Tolvaptan daily split-dose

Reduced split-dose

90+30 mg

45+15 mg

60+30 mg

30+15 mg

45+15 mg

15+15 mg

Further reductions have to be considered if patients cannot tolerate the reduced tolvaptan doses.

Elderly population

Increasing age has no effect on tolvaptan plasma concentrations. However, the safety and effectiveness of tolvaptan in ADPKD patients aged over 50 years has not yet been established.

Renal impairment

Tolvaptan is contraindicated in anuric patients.

Dose adjustment is not required in patients with renal impairment. No clinical trials in subjects with a creatinine clearance < 10 mL/min or in patients undergoing dialysis have been conducted. The risk of hepatic damage in patients with severely reduced renal function (i.e. eGFR < 20) may be increased; these patients should be carefully monitored for hepatic toxicity. Data for patients in CKD stage 3 are more limited than for patients in stage 1 or 2.

Hepatic impairment

In patients with severe hepatic impairment the benefits and risks of treatment with Jynarque must be evaluated carefully. Patients must be managed carefully and liver enzymes must be monitored regularly.

Jynarque is contraindicated in patients with elevated liver enzymes and/or signs or symptoms of liver injury prior to initiation of treatment that meet the requirements for permanent discontinuation of tolvaptan.

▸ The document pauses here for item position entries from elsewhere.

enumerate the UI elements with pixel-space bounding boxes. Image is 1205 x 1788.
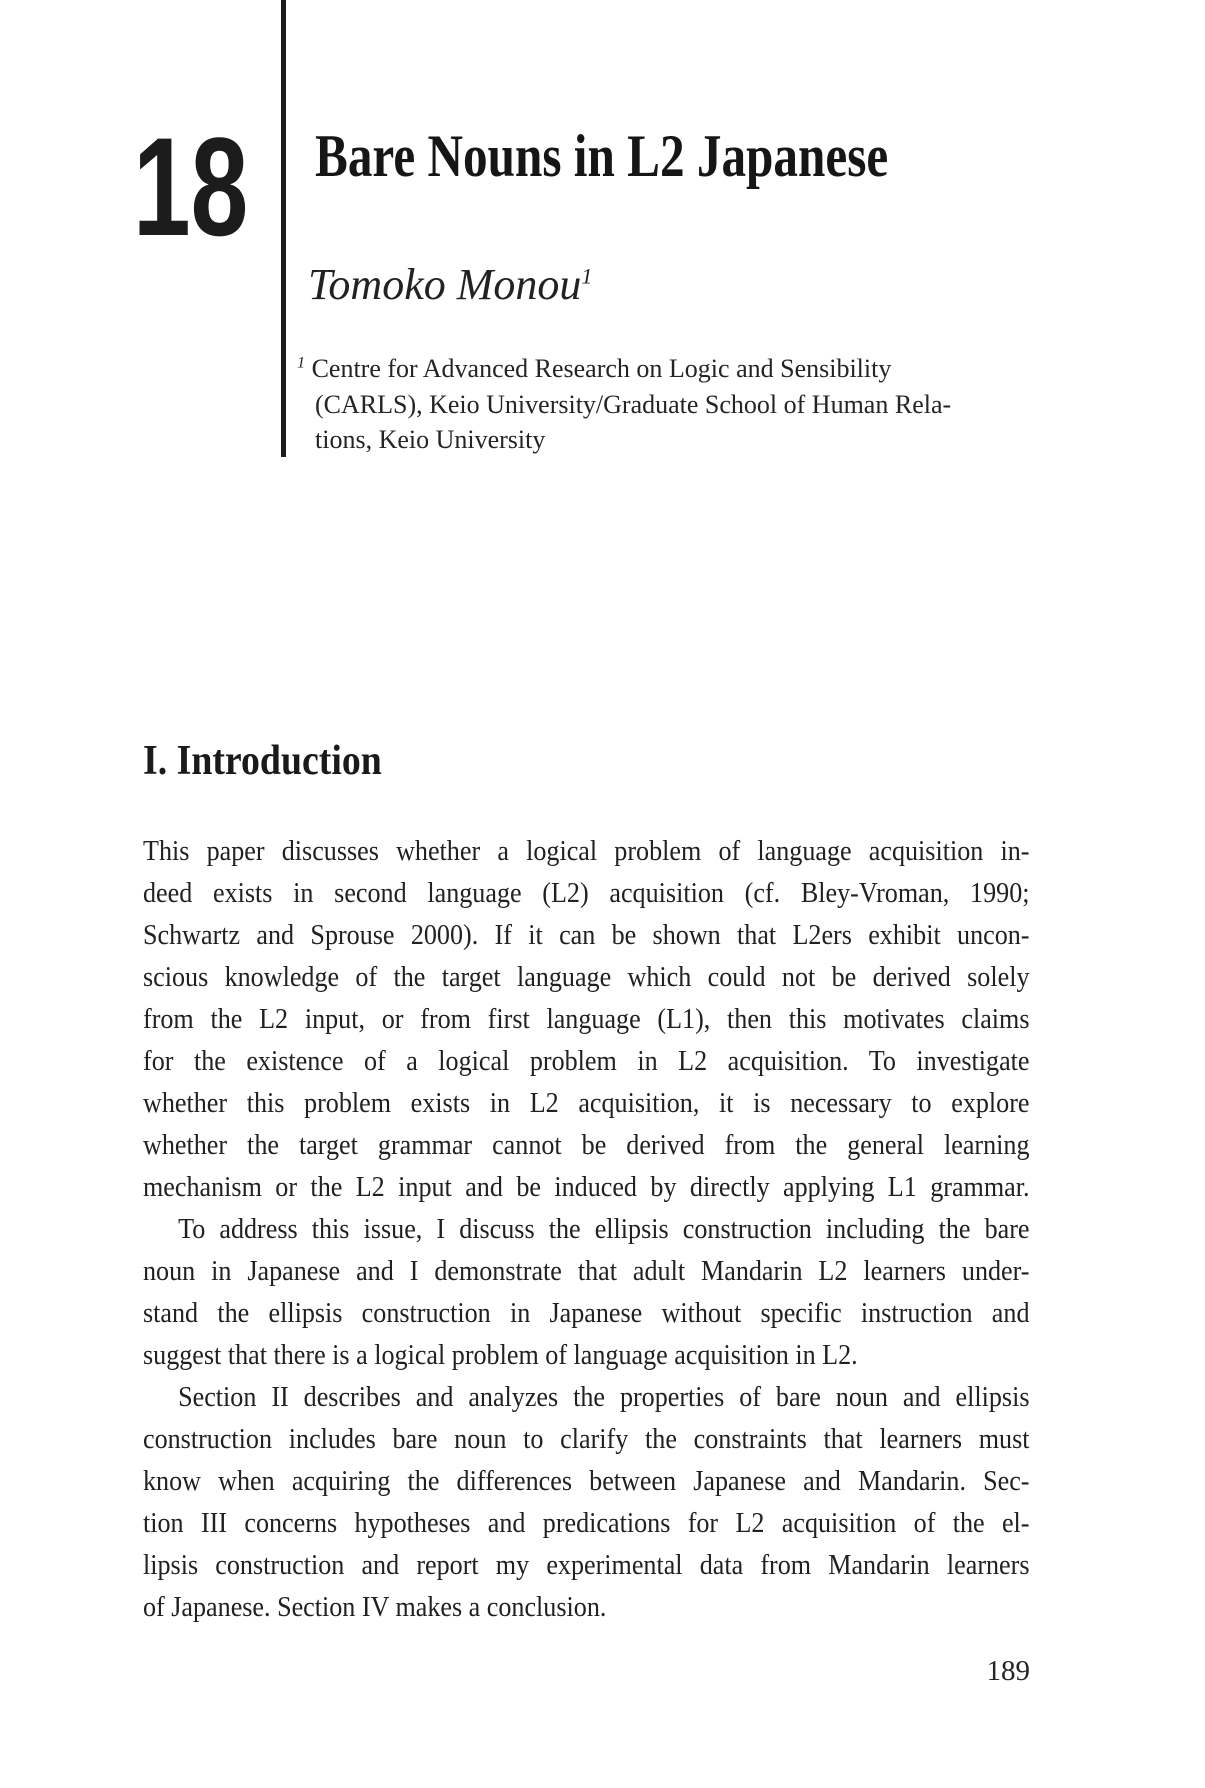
body-line: stand the ellipsis construction in Japanese without specific instruction and xyxy=(143,1297,1030,1329)
author-name-text: Tomoko Monou xyxy=(308,260,582,309)
footnote-marker: 1 xyxy=(297,354,306,372)
body-line: suggest that there is a logical problem of language acquisition in L2. xyxy=(143,1339,858,1371)
body-line: know when acquiring the differences between Japanese and Mandarin. Sec- xyxy=(143,1465,1030,1497)
body-line: construction includes bare noun to clarify the constraints that learners must xyxy=(143,1423,1030,1455)
footnote-line xyxy=(297,351,1055,387)
body-line: deed exists in second language (L2) acquisition (cf. Bley-Vroman, 1990; xyxy=(143,877,1030,909)
page-number: 189 xyxy=(986,1655,1030,1687)
chapter-number: 18 xyxy=(133,108,249,265)
paragraph-3 xyxy=(143,1376,1030,1628)
paragraph-2 xyxy=(143,1208,1030,1376)
chapter-title: Bare Nouns in L2 Japanese xyxy=(315,123,889,189)
body-line: This paper discusses whether a logical problem of language acquisition in- xyxy=(143,835,1030,867)
body-line: whether the target grammar cannot be derived from the general learning xyxy=(143,1129,1030,1161)
affiliation-footnote xyxy=(297,351,1055,458)
body-line: noun in Japanese and I demonstrate that adult Mandarin L2 learners under- xyxy=(143,1255,1030,1287)
footnote-line: (CARLS), Keio University/Graduate School of Human Rela- xyxy=(315,389,952,419)
body-line: lipsis construction and report my experimental data from Mandarin learners xyxy=(143,1549,1030,1581)
body-line: scious knowledge of the target language which could not be derived solely xyxy=(143,961,1030,993)
main-text-column xyxy=(143,740,1030,1628)
section-heading: I. Introduction xyxy=(143,738,382,784)
chapter-divider-rule xyxy=(281,0,286,457)
body-line: for the existence of a logical problem in L2 acquisition. To investigate xyxy=(143,1045,1030,1077)
body-line: Schwartz and Sprouse 2000). If it can be shown that L2ers exhibit uncon- xyxy=(143,919,1030,951)
body-line: mechanism or the L2 input and be induced by directly applying L1 grammar. xyxy=(143,1171,1030,1203)
body-line: of Japanese. Section IV makes a conclusion. xyxy=(143,1591,607,1623)
footnote-line-text: Centre for Advanced Research on Logic and Sensibility xyxy=(311,354,892,383)
body-line: whether this problem exists in L2 acquisition, it is necessary to explore xyxy=(143,1087,1030,1119)
paragraph-1 xyxy=(143,830,1030,1208)
body-line: To address this issue, I discuss the ellipsis construction including the bare xyxy=(178,1213,1030,1245)
body-line: Section II describes and analyzes the properties of bare noun and ellipsis xyxy=(178,1381,1030,1413)
author-name xyxy=(308,260,593,309)
author-footnote-marker: 1 xyxy=(581,263,593,289)
body-line: tion III concerns hypotheses and predications for L2 acquisition of the el- xyxy=(143,1507,1030,1539)
footnote-line: tions, Keio University xyxy=(315,425,546,454)
body-line: from the L2 input, or from first language (L1), then this motivates claims xyxy=(143,1003,1030,1035)
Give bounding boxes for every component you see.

No dose adjustment is needed in patients with mild or moderate hepatic impairment (Child-Pugh classes A and B).

Paediatric population

The safety and efficacy of tolvaptan in children and adolescents has not yet been established. No data are available. Tolvaptan is not recommended in the paediatric age group.

Method of administration

Oral use.

Tablets must be swallowed without chewing and with a glass of water.

Special precautions for disposal and other handling

Any unused medicinal product or waste material should be disposed of in accordance with local requirements.